Engineering the Biointerface of Nanowires to Direct Stem Cell Differentiation

The reduced functionality or failure of organs due to disease or old age is a major societal and healtcare burden in our aging society. Regenerative medicine and tissue engineering approaches aim to combine materials, cells and instructive signals to repair and restore organ functionality. In particular, Regenerative medicine aims to recover lost tissue/organ function by directing the behaviour and organization of cells. Stem cells are ideal candidates for regenerative approaches owing to their potential to orchestrate tissue reconstruction through self-renewal, differentiation and recruitment of specialized cells. Stem cells reside within a microenvironment (the niche) that provides the biochemical and biophysical cues to support and modulate their physiological functions throughout development, quiescence and regeneration. There is a need to engineer materials that can direct the regenerative potential of stem cells combining regulatory stimuli ranging from gene therapy to biochemical and biophysical niche engineering.
ENBION is a first-in-class approach to integrate three core regulatory strategies to direct stem cell differentiation. ENBION engineers the unique biointerface of nanowires to (i)regulate gene transfection, (ii) directly stimulate the nucleus to direct epigenetic remodelling, (iii) pattern and localize presentation and delivery of biochemical stimuli. Engineering these aspects will enable to spatiotemporally regulate the differentiation of stem cells by developing principles for the rational design of the nanowire biointerface.

Throughout this project, significant progress was made in comprehending the mechanisms underlying cell-nanoneedle interaction, pivotal for cell interrogation and manipulation. Moreover, advanced nanoneedle technologies were developed, enhancing their performance.In summary, this project has significantly advanced our understanding and utilization of nanoneedle technology as a tool for modelling microenvironments in vitro and as an approach to support regenerative medicine, paving the way for its widespread application in biomedical research and clinical practice.

Early investigations unveiled that nanoneedles exert biophysical stimuli on cells by engaging with multiple organelles, prompting dynamic cellular responses such as membrane remodeling and cytoskeletal rearrangements. Notably, the nucleus orchestrates a molecular cascade to safeguard its integrity, influencing the differentiation potential of stem cells. Furthermore, elucidation of nanoneedle access mechanisms highlighted their capacity to upregulate endocytic processes, facilitating enhanced cargo uptake, including nucleic acids.

Building upon these findings, a novel approach leveraging nanoneedles to package nucleic acidswas devised. This strategy achieved efficient payload loading and subsequent delivery into recipient cells, showcasing promise for targeted gene silencing. Additionally, we proposed a groundbreaking manufacturing process facilitated the integration of nanoneedles into diverse substrates, enabling their utilization in various clinical and biological applications.

Further applications emerged, including the restoration of corneal endothelial cells through siRNA transfection and the regeneration of soft-mineral tissue interfaces using lithiated porous silicon.
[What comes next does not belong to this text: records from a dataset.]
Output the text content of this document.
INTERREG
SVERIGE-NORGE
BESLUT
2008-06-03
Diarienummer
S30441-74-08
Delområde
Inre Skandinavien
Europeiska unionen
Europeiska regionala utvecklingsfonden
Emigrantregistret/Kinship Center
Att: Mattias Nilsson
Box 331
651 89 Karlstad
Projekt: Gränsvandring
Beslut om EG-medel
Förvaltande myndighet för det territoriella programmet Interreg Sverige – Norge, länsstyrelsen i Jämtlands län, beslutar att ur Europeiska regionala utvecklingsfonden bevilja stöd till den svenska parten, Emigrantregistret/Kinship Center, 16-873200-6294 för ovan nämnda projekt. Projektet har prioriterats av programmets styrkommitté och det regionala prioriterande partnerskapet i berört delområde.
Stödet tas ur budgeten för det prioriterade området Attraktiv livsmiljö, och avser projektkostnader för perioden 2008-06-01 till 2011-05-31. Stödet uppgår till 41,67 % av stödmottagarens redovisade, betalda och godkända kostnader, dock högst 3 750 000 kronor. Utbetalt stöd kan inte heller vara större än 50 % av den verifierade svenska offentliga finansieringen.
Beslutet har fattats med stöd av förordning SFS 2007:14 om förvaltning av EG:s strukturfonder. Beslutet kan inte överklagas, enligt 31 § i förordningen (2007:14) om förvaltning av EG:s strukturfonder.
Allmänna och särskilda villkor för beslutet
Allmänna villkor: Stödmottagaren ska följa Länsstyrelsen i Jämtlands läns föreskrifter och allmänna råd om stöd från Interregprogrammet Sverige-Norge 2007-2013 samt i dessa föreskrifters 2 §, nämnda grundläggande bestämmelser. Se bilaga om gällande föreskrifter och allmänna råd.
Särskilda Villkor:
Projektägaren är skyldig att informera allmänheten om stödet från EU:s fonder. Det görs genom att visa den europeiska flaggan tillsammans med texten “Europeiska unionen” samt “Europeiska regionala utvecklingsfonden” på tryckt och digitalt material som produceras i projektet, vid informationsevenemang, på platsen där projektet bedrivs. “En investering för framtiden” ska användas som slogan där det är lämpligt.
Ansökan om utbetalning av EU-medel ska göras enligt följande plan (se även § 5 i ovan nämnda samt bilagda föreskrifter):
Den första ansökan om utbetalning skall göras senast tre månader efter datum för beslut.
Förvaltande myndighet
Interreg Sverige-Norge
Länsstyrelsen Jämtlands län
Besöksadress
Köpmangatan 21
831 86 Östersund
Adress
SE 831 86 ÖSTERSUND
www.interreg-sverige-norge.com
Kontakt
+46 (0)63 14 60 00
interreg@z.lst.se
Additionally, an innovative approach enabled intracellular sensing via CRISPR/Cas12 amplification, while another technique facilitated non-destructive -omics level analysis of tissue composition, offering valuable insights into spatial biology.

We have established new methods for cell transfection mediated by porous silicon nanostructured materials. We have identified new mechanisms for the delivery of payloads from nanowires and leveraged those for efficient delivery of nucleic acids. We have developed new methods and protocols to investigate the cell-material interface in three dimensions with nanoscale resolution combining both structural and functional information. We have determined the mechanisms of nanowire interaction with the cells, including their direct interaction with the nucleus, the cytoskeleton and the cell membrane, and observed the mechanosensory response of the cells to this stimuli. We have provided new approaches to control the delivery of soluble differentiation sitmuli using porous silicon nanostructures, and devised strategies to pattern both ECM cues and payload for intracellular delivery with single cell resolution.